Ausgehend von vier verschiedenen Entwürfen möglicher Szenen wurden vier neue Arbeitsgruppen gebildet, die auf dieser Grundlage die Szenen weiter ausarbeiteten und den Einsatz von Masken, Bühnenbild und weiterer Requisiten bestimmten. Gemeinsam wurden aus diesem Material Sketche erarbeitet, in der Kleingruppe geprobt und in später im Plenum aufgeführt. Die Methode des szenischen Spiels und auch das Aufsetzen von Masken eröffnen dabei den Teilnehmer*innen die Möglichkeit, eine bekannte Rolle auszugestalten oder in eine neue Rolle zu schlüpfen: die alleinerziehende Mutter mit Minijob, die alle Hände voll zu tun hat, kann einmal das Klischee der schmarotzenden Arbeitslosen spielen, die sich in Mallorca auf die faule Haut legt und bedienen lässt; der ehemalige Metallarbeiter kann den Unternehmer spielen, der einen Arbeitsplatz versteigert; die eher ängstliche Antragstellerin auf dem Sozialamt schlüpft in die Rolle des Punkers, der dort mal so richtig "auf den Tisch haut". Insbesondere hinter dem Schutz einer Maske kann das erprobt werden, was man sich sonst vielleicht nicht traut. Das Spielen und Ausprobieren unterschiedlicher Rollen und Strategien eröffnet dabei auch fürs "wirkliche Leben" Wahlmöglichkeiten: im geschützten Raum kann geübt werden, Angst zu überwinden, selbstbewusster aufzutreten und eigene Stärken einzusetzen.
Ergebnis und Erfolg mit Spaß und Humor
Dabei setzt nicht nur das gemeinsame Erarbeiten der Szenen, sondern auch das Proben, Zuschauen, Kritisieren und Verbessern eine intensive Teamarbeit voraus.

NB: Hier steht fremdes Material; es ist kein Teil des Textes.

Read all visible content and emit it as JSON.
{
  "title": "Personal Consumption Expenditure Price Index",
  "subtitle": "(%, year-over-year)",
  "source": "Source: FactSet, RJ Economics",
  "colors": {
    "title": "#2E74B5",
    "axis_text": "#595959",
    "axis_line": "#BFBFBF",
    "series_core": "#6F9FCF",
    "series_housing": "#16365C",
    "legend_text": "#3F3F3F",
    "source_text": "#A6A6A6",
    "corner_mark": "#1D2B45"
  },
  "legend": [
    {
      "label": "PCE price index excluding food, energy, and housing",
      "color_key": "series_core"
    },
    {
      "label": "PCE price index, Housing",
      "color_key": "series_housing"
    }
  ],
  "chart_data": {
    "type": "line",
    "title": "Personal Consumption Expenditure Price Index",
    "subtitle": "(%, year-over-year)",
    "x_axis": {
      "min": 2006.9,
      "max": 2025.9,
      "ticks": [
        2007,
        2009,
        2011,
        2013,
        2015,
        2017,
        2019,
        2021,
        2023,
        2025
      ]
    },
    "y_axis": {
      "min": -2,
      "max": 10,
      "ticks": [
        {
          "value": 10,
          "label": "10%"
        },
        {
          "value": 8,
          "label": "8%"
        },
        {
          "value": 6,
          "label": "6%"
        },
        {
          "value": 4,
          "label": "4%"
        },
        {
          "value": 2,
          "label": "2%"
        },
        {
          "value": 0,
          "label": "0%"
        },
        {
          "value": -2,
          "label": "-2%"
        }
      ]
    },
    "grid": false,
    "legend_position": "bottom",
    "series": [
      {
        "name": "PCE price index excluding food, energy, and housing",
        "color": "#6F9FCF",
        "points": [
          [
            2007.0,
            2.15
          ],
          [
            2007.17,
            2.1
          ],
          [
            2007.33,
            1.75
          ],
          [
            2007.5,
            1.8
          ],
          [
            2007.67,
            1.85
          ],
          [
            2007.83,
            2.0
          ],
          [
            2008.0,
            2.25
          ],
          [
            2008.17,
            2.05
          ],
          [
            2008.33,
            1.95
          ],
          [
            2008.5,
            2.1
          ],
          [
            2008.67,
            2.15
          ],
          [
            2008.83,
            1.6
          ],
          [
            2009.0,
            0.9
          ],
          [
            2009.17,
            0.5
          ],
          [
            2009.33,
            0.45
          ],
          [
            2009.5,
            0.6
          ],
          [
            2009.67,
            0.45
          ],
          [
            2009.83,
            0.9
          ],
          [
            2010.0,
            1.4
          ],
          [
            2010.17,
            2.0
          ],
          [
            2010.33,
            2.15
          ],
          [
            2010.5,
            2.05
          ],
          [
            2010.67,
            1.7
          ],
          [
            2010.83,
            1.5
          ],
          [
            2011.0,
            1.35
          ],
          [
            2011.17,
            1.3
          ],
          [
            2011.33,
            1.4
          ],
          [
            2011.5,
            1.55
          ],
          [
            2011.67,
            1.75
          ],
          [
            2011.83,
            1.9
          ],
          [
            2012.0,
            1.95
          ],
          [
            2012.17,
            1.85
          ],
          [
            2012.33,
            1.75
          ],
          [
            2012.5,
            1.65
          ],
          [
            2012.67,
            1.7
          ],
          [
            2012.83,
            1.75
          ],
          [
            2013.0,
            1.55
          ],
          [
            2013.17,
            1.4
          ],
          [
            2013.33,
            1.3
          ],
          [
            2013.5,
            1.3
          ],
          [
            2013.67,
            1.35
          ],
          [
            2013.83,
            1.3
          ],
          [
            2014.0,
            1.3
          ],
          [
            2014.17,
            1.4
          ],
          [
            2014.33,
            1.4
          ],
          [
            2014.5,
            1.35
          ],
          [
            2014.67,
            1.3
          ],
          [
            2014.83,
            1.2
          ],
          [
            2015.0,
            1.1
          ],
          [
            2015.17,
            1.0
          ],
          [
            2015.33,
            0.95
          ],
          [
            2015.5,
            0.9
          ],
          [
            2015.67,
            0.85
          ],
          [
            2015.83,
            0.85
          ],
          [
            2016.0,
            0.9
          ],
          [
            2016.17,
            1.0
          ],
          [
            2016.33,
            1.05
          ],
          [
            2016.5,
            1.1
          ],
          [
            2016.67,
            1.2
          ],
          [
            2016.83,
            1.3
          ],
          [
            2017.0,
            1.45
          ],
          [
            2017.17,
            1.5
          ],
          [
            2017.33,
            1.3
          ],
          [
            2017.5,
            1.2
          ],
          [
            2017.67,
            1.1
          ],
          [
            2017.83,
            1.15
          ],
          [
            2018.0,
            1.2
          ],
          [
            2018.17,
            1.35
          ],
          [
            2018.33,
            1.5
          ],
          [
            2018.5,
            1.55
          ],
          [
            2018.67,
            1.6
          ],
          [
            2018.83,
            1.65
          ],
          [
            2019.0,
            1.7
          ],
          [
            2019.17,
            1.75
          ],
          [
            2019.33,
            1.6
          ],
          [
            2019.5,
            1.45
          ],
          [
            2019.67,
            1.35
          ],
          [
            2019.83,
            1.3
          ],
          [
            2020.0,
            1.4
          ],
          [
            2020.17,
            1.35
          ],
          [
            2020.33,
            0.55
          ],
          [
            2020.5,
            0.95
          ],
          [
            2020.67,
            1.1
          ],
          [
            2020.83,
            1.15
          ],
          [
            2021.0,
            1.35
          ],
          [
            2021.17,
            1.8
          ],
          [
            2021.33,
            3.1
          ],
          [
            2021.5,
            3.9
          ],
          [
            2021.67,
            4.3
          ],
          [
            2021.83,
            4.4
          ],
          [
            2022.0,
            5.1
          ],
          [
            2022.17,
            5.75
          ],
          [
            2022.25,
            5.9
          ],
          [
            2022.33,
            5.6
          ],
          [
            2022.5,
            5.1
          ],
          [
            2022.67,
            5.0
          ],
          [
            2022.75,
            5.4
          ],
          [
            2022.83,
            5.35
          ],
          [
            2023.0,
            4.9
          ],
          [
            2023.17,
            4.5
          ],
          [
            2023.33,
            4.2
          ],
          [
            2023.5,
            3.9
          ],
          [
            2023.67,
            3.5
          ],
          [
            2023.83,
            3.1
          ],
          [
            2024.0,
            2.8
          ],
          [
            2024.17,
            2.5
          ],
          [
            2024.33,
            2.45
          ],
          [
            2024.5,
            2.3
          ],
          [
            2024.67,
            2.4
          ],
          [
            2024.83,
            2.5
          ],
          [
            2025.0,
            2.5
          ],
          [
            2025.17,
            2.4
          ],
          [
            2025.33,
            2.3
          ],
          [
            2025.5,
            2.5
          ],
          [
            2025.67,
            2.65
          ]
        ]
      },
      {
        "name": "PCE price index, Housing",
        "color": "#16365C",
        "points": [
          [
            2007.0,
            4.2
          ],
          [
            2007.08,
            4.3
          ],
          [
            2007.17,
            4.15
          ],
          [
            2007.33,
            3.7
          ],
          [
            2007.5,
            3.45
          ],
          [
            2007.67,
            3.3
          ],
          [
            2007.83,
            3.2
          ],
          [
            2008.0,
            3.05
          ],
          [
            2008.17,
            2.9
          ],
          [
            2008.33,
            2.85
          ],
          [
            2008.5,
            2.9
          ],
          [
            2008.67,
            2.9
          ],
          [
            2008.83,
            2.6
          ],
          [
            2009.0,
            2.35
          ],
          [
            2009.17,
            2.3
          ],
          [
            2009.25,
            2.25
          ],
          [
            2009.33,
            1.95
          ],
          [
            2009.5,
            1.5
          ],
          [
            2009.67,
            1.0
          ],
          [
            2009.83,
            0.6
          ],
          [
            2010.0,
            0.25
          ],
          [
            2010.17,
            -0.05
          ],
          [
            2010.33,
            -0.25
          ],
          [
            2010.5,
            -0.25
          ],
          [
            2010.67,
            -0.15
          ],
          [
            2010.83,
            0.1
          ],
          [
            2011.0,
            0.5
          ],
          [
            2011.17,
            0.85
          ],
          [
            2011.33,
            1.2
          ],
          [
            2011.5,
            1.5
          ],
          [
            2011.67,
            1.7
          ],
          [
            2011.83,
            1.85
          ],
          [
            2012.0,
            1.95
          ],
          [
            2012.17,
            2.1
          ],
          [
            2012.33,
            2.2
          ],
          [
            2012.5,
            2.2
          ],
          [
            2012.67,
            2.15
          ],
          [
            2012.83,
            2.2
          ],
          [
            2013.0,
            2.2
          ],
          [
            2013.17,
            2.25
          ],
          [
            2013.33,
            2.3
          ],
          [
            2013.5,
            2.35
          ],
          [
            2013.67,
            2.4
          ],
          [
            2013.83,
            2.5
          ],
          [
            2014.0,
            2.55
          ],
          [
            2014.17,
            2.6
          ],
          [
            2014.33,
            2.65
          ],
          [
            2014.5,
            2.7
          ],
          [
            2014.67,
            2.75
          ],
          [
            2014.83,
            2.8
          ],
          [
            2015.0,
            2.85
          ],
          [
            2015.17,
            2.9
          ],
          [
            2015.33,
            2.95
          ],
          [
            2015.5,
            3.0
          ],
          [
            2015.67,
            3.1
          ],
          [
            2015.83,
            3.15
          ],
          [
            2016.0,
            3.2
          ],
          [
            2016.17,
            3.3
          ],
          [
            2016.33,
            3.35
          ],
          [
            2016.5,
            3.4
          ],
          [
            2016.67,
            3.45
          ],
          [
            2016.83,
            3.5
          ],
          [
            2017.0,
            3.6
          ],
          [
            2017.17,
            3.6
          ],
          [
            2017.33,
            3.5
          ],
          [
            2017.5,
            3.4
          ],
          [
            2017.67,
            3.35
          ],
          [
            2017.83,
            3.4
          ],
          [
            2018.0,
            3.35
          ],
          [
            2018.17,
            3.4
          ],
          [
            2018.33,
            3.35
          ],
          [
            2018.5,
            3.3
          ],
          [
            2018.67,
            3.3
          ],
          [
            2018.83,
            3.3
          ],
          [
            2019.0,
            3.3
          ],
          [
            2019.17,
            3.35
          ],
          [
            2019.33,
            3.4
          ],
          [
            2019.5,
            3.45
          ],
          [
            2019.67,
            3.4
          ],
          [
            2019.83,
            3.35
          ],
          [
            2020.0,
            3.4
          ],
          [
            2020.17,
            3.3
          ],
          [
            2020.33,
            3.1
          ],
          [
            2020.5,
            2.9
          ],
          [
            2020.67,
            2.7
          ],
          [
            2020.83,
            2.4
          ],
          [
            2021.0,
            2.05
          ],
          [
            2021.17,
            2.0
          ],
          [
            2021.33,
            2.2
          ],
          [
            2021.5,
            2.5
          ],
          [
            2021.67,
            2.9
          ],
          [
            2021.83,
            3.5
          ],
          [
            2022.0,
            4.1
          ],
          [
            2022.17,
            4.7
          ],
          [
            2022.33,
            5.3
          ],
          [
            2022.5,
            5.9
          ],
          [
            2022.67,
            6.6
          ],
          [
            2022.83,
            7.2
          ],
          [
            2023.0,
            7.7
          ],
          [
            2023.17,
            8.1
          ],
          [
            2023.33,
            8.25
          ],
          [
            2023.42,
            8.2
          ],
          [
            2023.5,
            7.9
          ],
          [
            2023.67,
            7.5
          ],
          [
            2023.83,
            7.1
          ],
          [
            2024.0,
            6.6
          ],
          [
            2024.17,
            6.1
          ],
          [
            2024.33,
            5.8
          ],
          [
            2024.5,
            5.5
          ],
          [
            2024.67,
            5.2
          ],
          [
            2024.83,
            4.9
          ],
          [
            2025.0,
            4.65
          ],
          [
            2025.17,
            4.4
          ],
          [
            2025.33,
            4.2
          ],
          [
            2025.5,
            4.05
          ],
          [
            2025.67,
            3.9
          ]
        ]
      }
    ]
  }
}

Hier kann vieles gelernt werden, was auch auf dem Arbeitsmarkt nützlich ist: gemeinsam planen und entwickeln, integrieren, diskutieren, kritisieren, aber auch Kritik auszuhalten - all das sind Fähigkeiten, die heute im Erwerbsleben von unmittelbarer Wichtigkeit sind. Von vorne herein war das Seminar auch ergebnisorientiert geplant. Über dieses individuellen Lernen und Erleben hinaus wurden am letzten Tag die Sketche vor Publikum aufgeführt. Das bedeutete, dass die Teilnehmer*innen innerhalb eines Tages "bühnenreife" Sketche produzieren und Mut zu deren Aufführung entwickeln mussten. Das Erarbeiten der Sketche fand somit nicht nur im geschützten Raum statt, sondern auch unter Zeit- und Erfolgsdruck - einer realen Arbeitsmarktbedingung. Die gelungene Aufführung der Stücke bedeutete für die Erwerbslosen ein Erfolgserlebnis jenseits des privaten Raumes - etwas was Menschen, die nicht im Erwerbsleben stehen, in der Regel nur selten erleben. Bei aller Aufregung hat dies letztendlich auch großen Spaß gemacht. Bei jedem der entstandenen Sketche war schließlich neben den ernsten, tragischen Inhalten auch etwas zum Lachen dabei - Humor und Hoffnung, die in einer meist schwierigen Lebensphase wie der Arbeitslosigkeit unerlässlich sind, um neue Ideen und berufliche Perspektiven zu entwickeln.
Die Veranstaltung fand statt in Zusammenarbeit mit dem Zentrum Gesellschaftliche Verantwortung der Evangelischen Kirche in Hessen und Nassau und dem Amt für kirchliche Dienste der evangelischen Kirche in Kurhessen-Waldeck.